Campos ASE is an Atomistic Simulation Environment written in the python programming language with the aim of setting up, stearing, and analyzing atomistic simulations. The ASE has been constructed with a number of "design goals" as:

Simplicity in use.
Setting up an atomistic total energy calculation or molecular dynamics simulation with ASE is simple and straightforward. The python scripts are almost self-explanatory and look like well commented input files to an atomistic simulation program.
Flexibility in use.
Since ASE is based on the python scripting language it is possible without any code modifications to perform very complicated simulation tasks. For example a sequence of calculations may be performed with the use of simple "for-loop" constructions or simulations of different types (DFT and classical molecular dynamics) may be coupled together.
Simplicity in development
The ASE defines a set of interfaces for different objects, i.e. an "atom" object is required to posses a method with the name "GetCartesianPosition" which returns the Cartesian coordinates of the atom. By following a few such standard interfaces it is easy for new users to get access to all of the functionality of ASE.

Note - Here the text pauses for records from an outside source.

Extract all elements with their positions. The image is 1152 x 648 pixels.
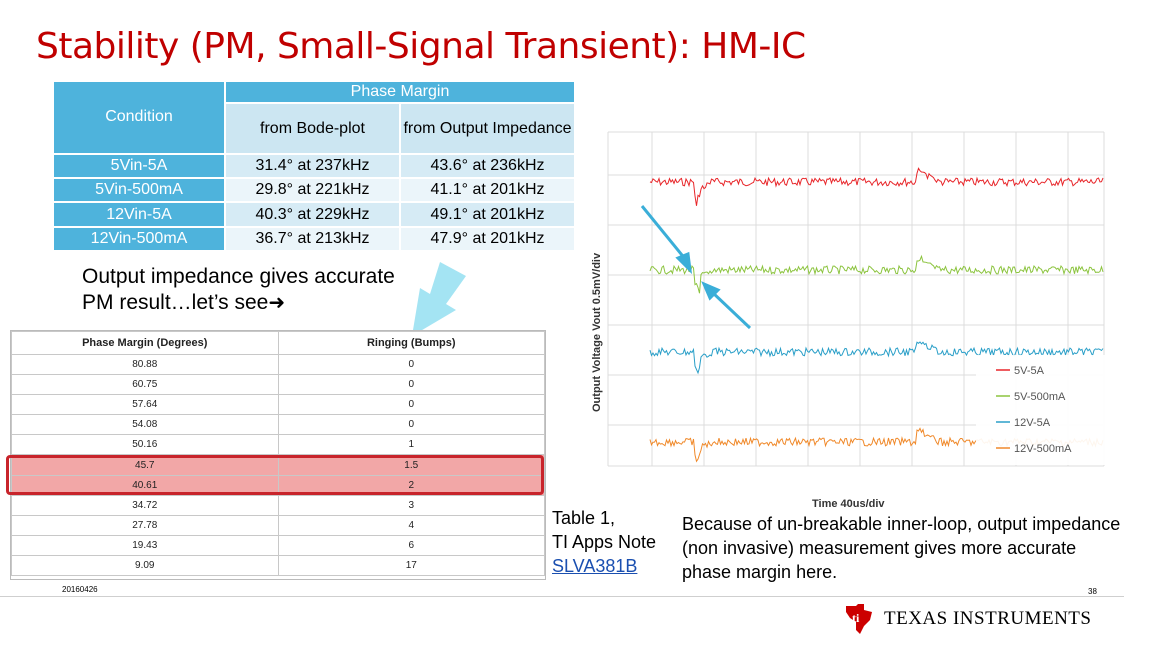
logo-text: TEXAS INSTRUMENTS — [884, 608, 1092, 629]
table-row: 45.7 1.5 — [11, 454, 545, 476]
legend-entry: 5V-500mA — [1014, 391, 1066, 403]
oscilloscope-plot: Output Voltage Vout 0.5mV/div Time 40us/… — [591, 131, 1106, 510]
pm-cell: 54.08 — [11, 414, 279, 436]
pm-cell: 34.72 — [11, 494, 279, 516]
trace-5v-500ma — [649, 254, 1104, 294]
table-row: 54.08 0 — [11, 414, 545, 436]
table-row: 12Vin-5A 40.3° at 229kHz 49.1° at 201kHz — [52, 201, 576, 228]
impedance-cell: 47.9° at 201kHz — [399, 225, 576, 253]
legend: 5V-5A 5V-500mA 12V-5A 12V-500mA — [976, 355, 1106, 465]
pm-cell: 60.75 — [11, 374, 279, 396]
bode-cell: 36.7° at 213kHz — [224, 225, 401, 253]
footer-divider — [0, 596, 1124, 597]
table-reference: Table 1, TI Apps Note SLVA381B — [552, 506, 656, 578]
ringing-cell: 1 — [277, 434, 545, 456]
ringing-cell: 6 — [277, 534, 545, 556]
legend-entry: 12V-5A — [1014, 417, 1051, 429]
ringing-cell: 2 — [277, 474, 545, 496]
ringing-cell: 0 — [277, 414, 545, 436]
y-axis-label: Output Voltage Vout 0.5mV/div — [591, 252, 603, 412]
highlight-box — [6, 455, 544, 495]
app-note-link[interactable]: SLVA381B — [552, 556, 638, 576]
table-row: 19.43 6 — [11, 534, 545, 556]
note-line-1: Output impedance gives accurate — [82, 265, 395, 288]
table-row: 34.72 3 — [11, 494, 545, 516]
impedance-cell: 41.1° at 201kHz — [399, 177, 576, 204]
bode-cell: 31.4° at 237kHz — [224, 152, 401, 180]
table-row: 12Vin-500mA 36.7° at 213kHz 47.9° at 201… — [52, 225, 576, 253]
ringing-cell: 0 — [277, 374, 545, 396]
table-ref-line-2: TI Apps Note — [552, 532, 657, 552]
ringing-table-image: Phase Margin (Degrees) Ringing (Bumps) 8… — [10, 330, 546, 580]
ringing-cell: 3 — [277, 494, 545, 516]
pm-cell: 50.16 — [11, 434, 279, 456]
impedance-cell: 43.6° at 236kHz — [399, 152, 576, 180]
ringing-cell: 17 — [277, 554, 545, 577]
date-label: 20160426 — [62, 585, 98, 594]
legend-entry: 5V-5A — [1014, 365, 1045, 377]
page-title: Stability (PM, Small-Signal Transient): … — [36, 26, 806, 67]
table-row: 50.16 1 — [11, 434, 545, 456]
ringing-cell: 0 — [277, 353, 545, 376]
ringing-cell: 0 — [277, 394, 545, 416]
bode-header: from Bode-plot — [224, 102, 401, 155]
callout-arrows — [640, 205, 752, 330]
table-row: 5Vin-500mA 29.8° at 221kHz 41.1° at 201k… — [52, 177, 576, 204]
condition-cell: 5Vin-5A — [52, 152, 226, 180]
table-row: 27.78 4 — [11, 514, 545, 536]
condition-cell: 5Vin-500mA — [52, 177, 226, 204]
texas-instruments-logo-icon: ti — [846, 604, 872, 634]
ringing-cell: 4 — [277, 514, 545, 536]
trace-12v-5a — [649, 341, 1104, 375]
impedance-cell: 49.1° at 201kHz — [399, 201, 576, 228]
page-number: 38 — [1088, 587, 1097, 596]
table-row: 5Vin-5A 31.4° at 237kHz 43.6° at 236kHz — [52, 152, 576, 180]
bode-cell: 29.8° at 221kHz — [224, 177, 401, 204]
trace-5v-5a — [649, 167, 1104, 206]
impedance-header: from Output Impedance — [399, 102, 576, 155]
phase-margin-table: Condition Phase Margin from Bode-plot fr… — [52, 79, 576, 253]
explanation-text: Because of un-breakable inner-loop, outp… — [682, 514, 1121, 582]
column-header: Ringing (Bumps) — [277, 331, 545, 355]
table-row: 9.09 17 — [11, 554, 545, 577]
pm-cell: 40.61 — [11, 474, 279, 496]
table-row: 57.64 0 — [11, 394, 545, 416]
bode-cell: 40.3° at 229kHz — [224, 201, 401, 228]
pm-cell: 27.78 — [11, 514, 279, 536]
pm-cell: 19.43 — [11, 534, 279, 556]
condition-cell: 12Vin-5A — [52, 201, 226, 228]
note-text: Output impedance gives accurate PM resul… — [82, 264, 395, 316]
right-arrow-icon: ➜ — [268, 292, 286, 314]
down-arrow-icon — [412, 262, 466, 336]
table-row: 40.61 2 — [11, 474, 545, 496]
condition-header: Condition — [52, 80, 226, 155]
table-row: 60.75 0 — [11, 374, 545, 396]
pm-cell: 57.64 — [11, 394, 279, 416]
column-header: Phase Margin (Degrees) — [11, 331, 279, 355]
note-line-2: PM result…let’s see — [82, 291, 269, 314]
table-row: 80.88 0 — [11, 353, 545, 376]
plot-grid — [607, 131, 1105, 467]
condition-cell: 12Vin-500mA — [52, 225, 226, 253]
pm-cell: 80.88 — [11, 353, 279, 376]
pm-cell: 9.09 — [11, 554, 279, 577]
phase-margin-header: Phase Margin — [224, 79, 576, 105]
legend-entry: 12V-500mA — [1014, 443, 1072, 455]
x-axis-label: Time 40us/div — [812, 498, 885, 510]
table-ref-line-1: Table 1, — [552, 508, 616, 528]
ringing-table: Phase Margin (Degrees) Ringing (Bumps) 8… — [11, 331, 545, 577]
svg-text:ti: ti — [852, 611, 860, 625]
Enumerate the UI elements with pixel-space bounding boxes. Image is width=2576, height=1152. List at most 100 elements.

Flexibility in development
The python code in ASE is structured in different modules intended for different purposes. There are "DFT-calculators" for performing DFT calculations, "dynamics" for controlling the motion of atoms, "filters" for constraining motion or performing nudged-elastic-band calculations etc. The modularity of the code and the documented interfaces make it simple to contribute new functionality to ASE.
Open to participation
All of the code in ASE is carrying the GNU General Public License and people are invited to participate in using and developing the code.